/gcs-unzip

Primary LanguageGoMIT LicenseMIT

gcs-unzip

gcs-unzip is a tool developed in Go for extracting files from archive files on Google Cloud Storage (GCS), downloading the archive file locally, and sequentially uploading the extracted files back to GCS. This approach helps to minimize the required disk space during the extraction process.

Description

gcs-unzip provides a convenient way to extract files from archive files (such as ZIP or 7Z) stored on GCS. The tool downloads the archive file to the local machine, extracts the files, and then sequentially uploads the extracted files back to GCS. This allows for efficient disk space utilization, as the extracted files are uploaded while the archive is being processed, reducing the amount of local disk space required.

Features

  • Extract files from archive files (ZIP and 7Z) stored on Google Cloud Storage (GCS)
  • Downloads the archive file locally and uploads extracted files back to GCS
  • Minimizes required disk space during the extraction process
  • Efficient and scalable extraction process
  • Simple and intuitive command-line interface

Installation

There are multiple ways to install and use gcs-unzip: using the compiled binary, the container image, or downloading from GitHub Releases.

Using the Compiled Binary

To install gcs-unzip using the compiled binary, you can use the go install command:

go install github.com/orisano/gcs-unzip@latest

Make sure you have Go installed and configured correctly.

Using the Container Image

Alternatively, you can use the container image provided at ghcr.io/orisano/gcs-unzip. This method does not require Go to be installed on your machine.

docker pull ghcr.io/orisano/gcs-unzip

Downloading from GitHub Releases

You can also download precompiled binaries from the GitHub Releases page.

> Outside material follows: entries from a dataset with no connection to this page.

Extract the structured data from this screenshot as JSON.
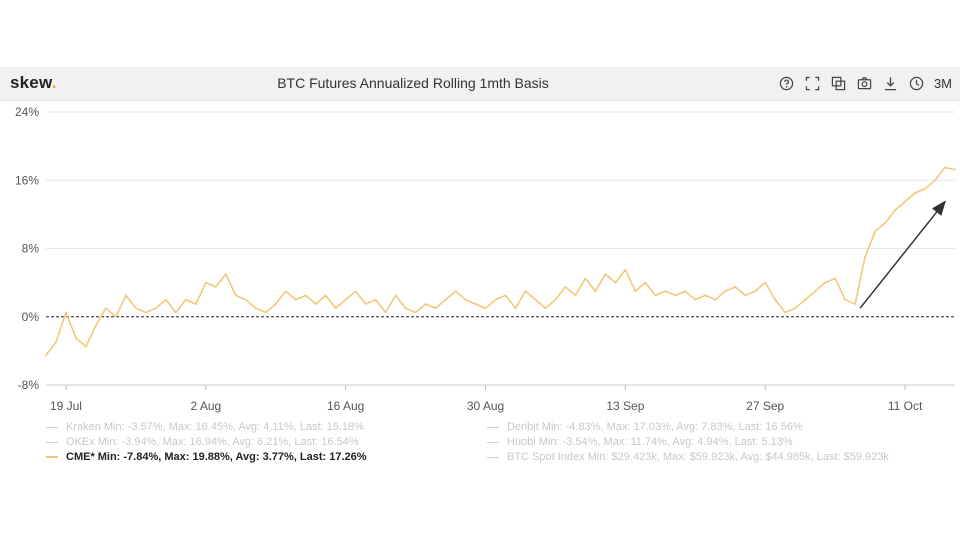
{
  "app": {
    "logo_text": "skew",
    "logo_dot": ".",
    "title": "BTC Futures Annualized Rolling 1mth Basis"
  },
  "toolbar": {
    "icons": [
      "help-icon",
      "fullscreen-icon",
      "copy-icon",
      "camera-icon",
      "download-icon",
      "clock-icon"
    ],
    "range": "3M"
  },
  "colors": {
    "series": "#f2c879",
    "arrow": "#333333",
    "zero_line": "#222222",
    "grid": "#e6e6e6"
  },
  "chart_data": {
    "type": "line",
    "x_ticks": [
      "19 Jul",
      "2 Aug",
      "16 Aug",
      "30 Aug",
      "13 Sep",
      "27 Sep",
      "11 Oct"
    ],
    "y_ticks": [
      "24%",
      "16%",
      "8%",
      "0%",
      "-8%"
    ],
    "y_values": [
      24,
      16,
      8,
      0,
      -8
    ],
    "ylim": [
      -8,
      24
    ],
    "xlim_days": [
      -2,
      89
    ],
    "series": [
      {
        "name": "CME*",
        "points": [
          [
            -2,
            -4.5
          ],
          [
            -1,
            -3.0
          ],
          [
            0,
            0.5
          ],
          [
            1,
            -2.5
          ],
          [
            2,
            -3.5
          ],
          [
            3,
            -1.0
          ],
          [
            4,
            1.0
          ],
          [
            5,
            0.0
          ],
          [
            6,
            2.5
          ],
          [
            7,
            1.0
          ],
          [
            8,
            0.5
          ],
          [
            9,
            1.0
          ],
          [
            10,
            2.0
          ],
          [
            11,
            0.5
          ],
          [
            12,
            2.0
          ],
          [
            13,
            1.5
          ],
          [
            14,
            4.0
          ],
          [
            15,
            3.5
          ],
          [
            16,
            5.0
          ],
          [
            17,
            2.5
          ],
          [
            18,
            2.0
          ],
          [
            19,
            1.0
          ],
          [
            20,
            0.5
          ],
          [
            21,
            1.5
          ],
          [
            22,
            3.0
          ],
          [
            23,
            2.0
          ],
          [
            24,
            2.5
          ],
          [
            25,
            1.5
          ],
          [
            26,
            2.5
          ],
          [
            27,
            1.0
          ],
          [
            28,
            2.0
          ],
          [
            29,
            3.0
          ],
          [
            30,
            1.5
          ],
          [
            31,
            2.0
          ],
          [
            32,
            0.5
          ],
          [
            33,
            2.5
          ],
          [
            34,
            1.0
          ],
          [
            35,
            0.5
          ],
          [
            36,
            1.5
          ],
          [
            37,
            1.0
          ],
          [
            38,
            2.0
          ],
          [
            39,
            3.0
          ],
          [
            40,
            2.0
          ],
          [
            41,
            1.5
          ],
          [
            42,
            1.0
          ],
          [
            43,
            2.0
          ],
          [
            44,
            2.5
          ],
          [
            45,
            1.0
          ],
          [
            46,
            3.0
          ],
          [
            47,
            2.0
          ],
          [
            48,
            1.0
          ],
          [
            49,
            2.0
          ],
          [
            50,
            3.5
          ],
          [
            51,
            2.5
          ],
          [
            52,
            4.5
          ],
          [
            53,
            3.0
          ],
          [
            54,
            5.0
          ],
          [
            55,
            4.0
          ],
          [
            56,
            5.5
          ],
          [
            57,
            3.0
          ],
          [
            58,
            4.0
          ],
          [
            59,
            2.5
          ],
          [
            60,
            3.0
          ],
          [
            61,
            2.5
          ],
          [
            62,
            3.0
          ],
          [
            63,
            2.0
          ],
          [
            64,
            2.5
          ],
          [
            65,
            2.0
          ],
          [
            66,
            3.0
          ],
          [
            67,
            3.5
          ],
          [
            68,
            2.5
          ],
          [
            69,
            3.0
          ],
          [
            70,
            4.0
          ],
          [
            71,
            2.0
          ],
          [
            72,
            0.5
          ],
          [
            73,
            1.0
          ],
          [
            74,
            2.0
          ],
          [
            75,
            3.0
          ],
          [
            76,
            4.0
          ],
          [
            77,
            4.5
          ],
          [
            78,
            2.0
          ],
          [
            79,
            1.5
          ],
          [
            80,
            7.0
          ],
          [
            81,
            10.0
          ],
          [
            82,
            11.0
          ],
          [
            83,
            12.5
          ],
          [
            84,
            13.5
          ],
          [
            85,
            14.5
          ],
          [
            86,
            15.0
          ],
          [
            87,
            16.0
          ],
          [
            88,
            17.5
          ],
          [
            89,
            17.26
          ]
        ]
      }
    ]
  },
  "legend": [
    {
      "name": "Kraken",
      "stats": "Min: -3.57%, Max: 16.45%, Avg: 4.11%, Last: 15.18%"
    },
    {
      "name": "OKEx",
      "stats": "Min: -3.94%, Max: 16.94%, Avg: 6.21%, Last: 16.54%"
    },
    {
      "name": "CME*",
      "stats": "Min: -7.84%, Max: 19.88%, Avg: 3.77%, Last: 17.26%"
    },
    {
      "name": "Deribit",
      "stats": "Min: -4.83%, Max: 17.03%, Avg: 7.83%, Last: 16.56%"
    },
    {
      "name": "Huobi",
      "stats": "Min: -3.54%, Max: 11.74%, Avg: 4.94%, Last: 5.13%"
    },
    {
      "name": "BTC Spot Index",
      "stats": "Min: $29.423k, Max: $59.923k, Avg: $44.985k, Last: $59.923k"
    }
  ]
}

  1. Go to the GitHub Releases page.
  2. Download the binary suitable for your operating system.
  3. Place the binary in a directory included in your system's PATH environment variable.

Usage

gcs-unzip is used to extract files from archive files stored on Google Cloud Storage (GCS) and sequentially upload them to GCS.

gcs-unzip [OPTIONS] <src> <dest>
  • <src>: The source GCS object in the format <bucket>/<object>. This specifies the archive file to extract from.
  • <dest>: The destination GCS prefix in the format <bucket>/<prefix>. This specifies the location to upload the extracted files.
Options:
  -buf value
    Copy buffer size (default 512k)
  -chunk value
    Upload chunk size (default 16m)
  -disk-limit value
    Disk limit (default 50g)
  -gc int
    Garbage collection interval
  -gzip-ext string
    Comma-separated list of file extensions to gzip before uploading
  -n int
    Number of goroutines for uploading (default 24)
  -tmp-dir string
    Temporary directory
  -v Show verbose output

License

This project is licensed under the MIT License.